Latem dolegliwości związane z żylakami są jeszcze bardziej kłopotliwe. Wysoka temperatura powoduje rozszerzanie naczyń krwionośnych i zaleganie krwi. Kiedy należy zwrócić się z tym problemem do lekarza, wyjaśnia w rozmowie z portalem nazdrowie.pl dr n. med. Piotr Słowiński, chirurg naczyniowy ze Szpitala Bielańskiego: „Na pewno jest to konieczne, jeśli pojawiają się dolegliwości, które zmniejszają komfort życia, a także wtedy, gdy żylaki są duże. Wtedy trzeba je usunąć, by nie doszło do powikłań. Jeżeli natomiast są to tylko zmiany kosmetyczne i nie ma dolegliwości, usuwanie żylaków nie jest konieczne”.
Osoby cierpiące z powodu żylaków powinny latem unikać przebywania na słońcu i plażować raczej w cieniu, a nogi okrywać przewiewnymi, długimi spódnicami lub spodniami. Letni czas sprzyja wakacyjnym wyjazdom, lecz długotrwała podróż i siedzenie w jednej pozycji także mogą być niekorzystne dla naszych nóg. Jeśli podróżujemy samochodem, powinniśmy robić postoje co 2-3 godziny, w trakcie których odpocznie nie tylko kierowca, ale i pasażerowie. Należy wysiąść z auta, rozprostować mięśnie i nogi, przeciągnąć się parę razy, aby pobudzić krążenie krwi. Jeśli lecimy samolotem, zadbajmy o zmianę pozycji – przespacerujmy się, aby rozprostować nogi.

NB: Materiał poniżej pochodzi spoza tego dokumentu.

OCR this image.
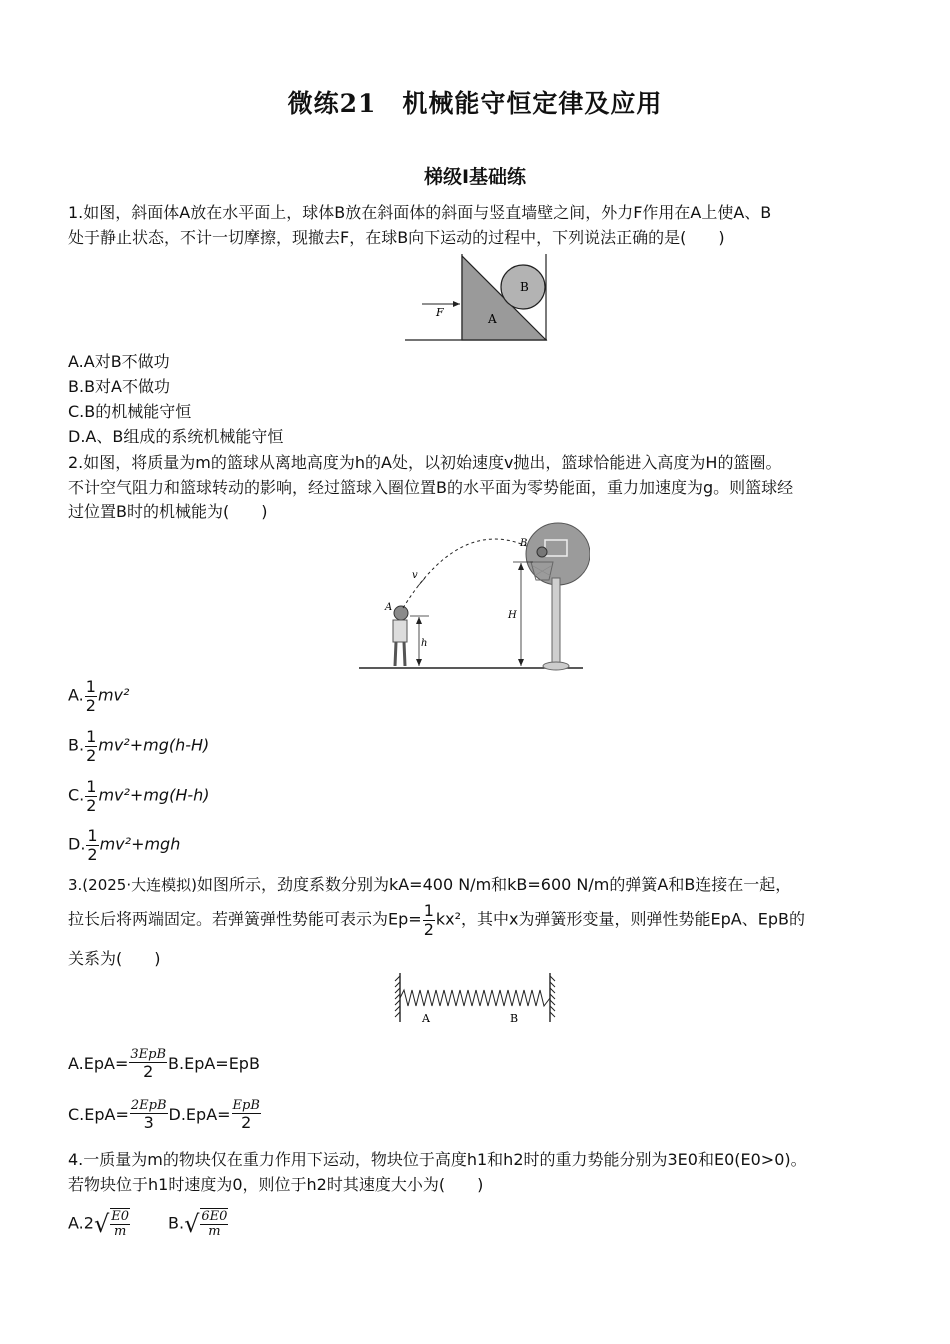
微练21　机械能守恒定律及应用
梯级Ⅰ基础练
1.如图，斜面体A放在水平面上，球体B放在斜面体的斜面与竖直墙壁之间，外力F作用在A上使A、B
处于静止状态，不计一切摩擦，现撤去F，在球B向下运动的过程中，下列说法正确的是(　　)
B
A
F
A.A对B不做功
B.B对A不做功
C.B的机械能守恒
D.A、B组成的系统机械能守恒
2.如图，将质量为m的篮球从离地高度为h的A处，以初始速度v抛出，篮球恰能进入高度为H的篮圈。
不计空气阻力和篮球转动的影响，经过篮球入圈位置B的水平面为零势能面，重力加速度为g。则篮球经
过位置B时的机械能为(　　)
A
B
v
h
H
A. $\frac{1}{2} mv^2$
B. $\frac{1}{2} mv^2+mg(h-H)$
C. $\frac{1}{2} mv^2+mg(H-h)$
D. $\frac{1}{2} mv^2+mgh$
3.(2025·大连模拟)如图所示，劲度系数分别为kA=400 N/m和kB=600 N/m的弹簧A和B连接在一起，
拉长后将两端固定。若弹簧弹性势能可表示为$Ep= \frac{1}{2} kx^2$，其中x为弹簧形变量，则弹性势能EpA、EpB的
关系为(　　)
A	B
$A.EpA= \frac{\text{3EpB}}{2} B.EpA=EpB$
$C.EpA= \frac{\text{2EpB}}{3} D.EpA= \frac{\text{EpB}}{2}$
4.一质量为m的物块仅在重力作用下运动，物块位于高度h1和h2时的重力势能分别为3E0和E0(E0>0)。
若物块位于h1时速度为0，则位于h2时其速度大小为(　　)
$A.2√ \frac{E0}{m} B.√ \frac{6E0}{m}$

Starajmy się aktywnie spędzić urlop. Osobom z żylakami zaleca się umiarkowany ruch – spacery z kijkami, jazdę na rowerze czy zajęcia w wodzie. Pływanie usprawnia przepływ krwi w żyłach, łącząc trening mięśni i hydroterapię. Odradza się intensywne ćwiczenia siłowe i forsowne treningi (wspinaczka w górach czy wyczynowa jazda na rowerze). Pacjenci z żylakami powinni także zakładać specjalnie dopasowane rajstopy bądź pończochy uciskowe dobrane przez lekarza do indywidualnych potrzeb chorego.Kompresoterapia, czyli odpowiedni (nawet czterostopniowy) ucisk zmniejsza średnicę naczynia żylnego i ułatwia powrót krwi, zmniejszając dolegliwości bólowe i obrzęki.

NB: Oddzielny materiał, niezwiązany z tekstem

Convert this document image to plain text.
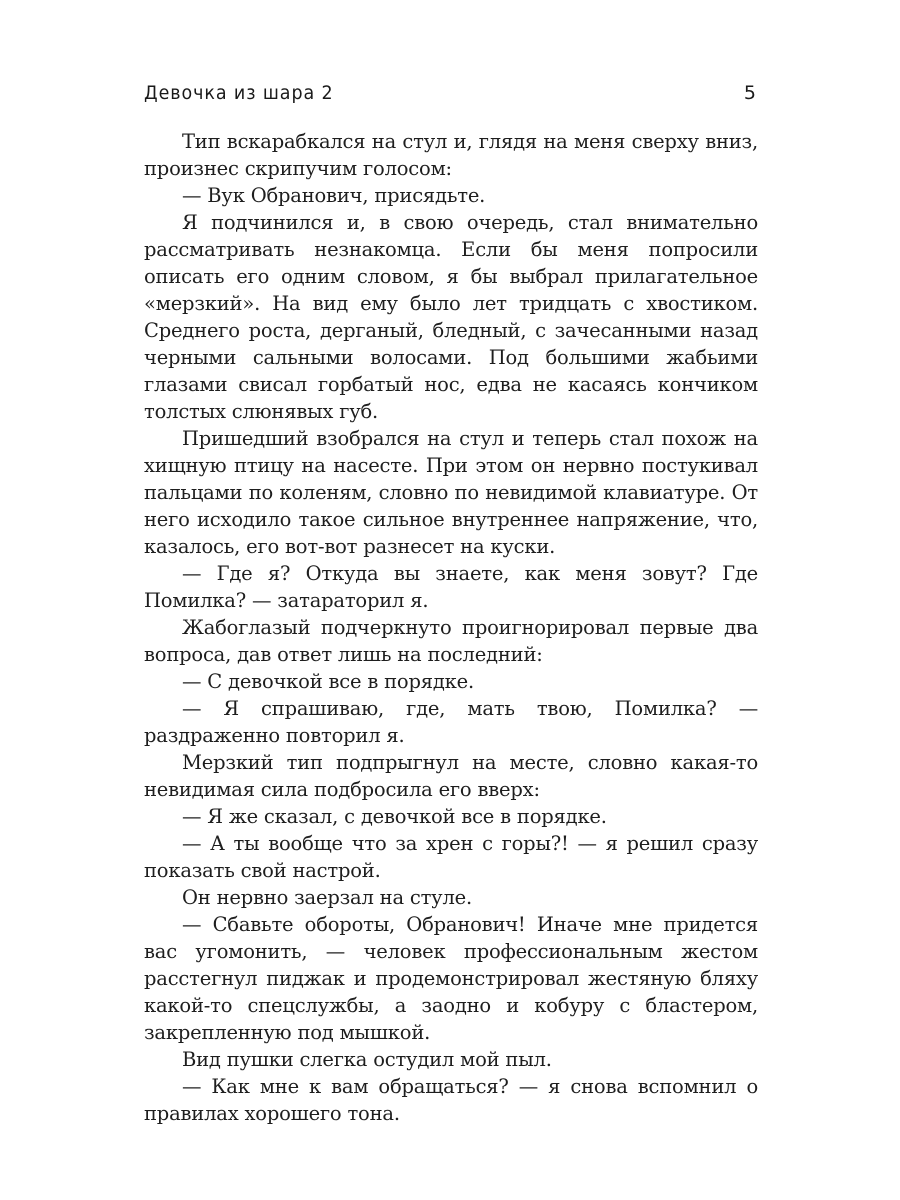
Девочка из шара 2	5

Тип вскарабкался на стул и, глядя на меня сверху вниз, произнес скрипучим голосом:

— Вук Обранович, присядьте.

Я подчинился и, в свою очередь, стал внимательно рассматривать незнакомца. Если бы меня попросили описать его одним словом, я бы выбрал прилагательное «мерзкий». На вид ему было лет тридцать с хвостиком. Среднего роста, дерганый, бледный, с зачесанными назад черными сальными волосами. Под большими жабьими глазами свисал горбатый нос, едва не касаясь кончиком толстых слюнявых губ.

Пришедший взобрался на стул и теперь стал похож на хищную птицу на насесте. При этом он нервно постукивал пальцами по коленям, словно по невидимой клавиатуре. От него исходило такое сильное внутреннее напряжение, что, казалось, его вот-вот разнесет на куски.

— Где я? Откуда вы знаете, как меня зовут? Где Помилка? — затараторил я.

Жабоглазый подчеркнуто проигнорировал первые два вопроса, дав ответ лишь на последний:

— С девочкой все в порядке.

— Я спрашиваю, где, мать твою, Помилка? — раздраженно повторил я.

Мерзкий тип подпрыгнул на месте, словно какая-то невидимая сила подбросила его вверх:

— Я же сказал, с девочкой все в порядке.

— А ты вообще что за хрен с горы?! — я решил сразу показать свой настрой.

Он нервно заерзал на стуле.

— Сбавьте обороты, Обранович! Иначе мне придется вас угомонить, — человек профессиональным жестом расстегнул пиджак и продемонстрировал жестяную бляху какой-то спецслужбы, а заодно и кобуру с бластером, закрепленную под мышкой.

Вид пушки слегка остудил мой пыл.

— Как мне к вам обращаться? — я снова вспомнил о правилах хорошего тона.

W leczeniu zachowawczym duże znaczenie mają także leki zawierające diosminę, które poprawiają napięcie ścian żylnych, jednak nawet preparaty dostępne bez recepty powinno się stosować w porozumieniu z lekarzem.
Wszelkie działania profilaktyczne usprawniające przepływ krwi oraz leczenie zachowawcze pomagają w przypadku mniejszych niewydolności żył, tak samo jak małoinwazyjne zabiegi skleroterapii (obliteracji), polegające na wstrzyknięciu substancji obkurczającej żyłę, która powoduje jej zamknięcie (więcej o leczeniu żylaków metodą skleroterapii www.tourmedica.pl/blog/leczenie-zylakow-metoda-skleroterapii )
Zabiegi chirurgiczne dają możliwość zamknięcia większych pni żylnych za pomocą energii lasera, fal radiowych, krioterapii czy pary wodnej. Coraz rzadziej wykonuje się tradycyjne operacje polegające na chirurgicznym usunięciu pnia żyły (tzw. stripping).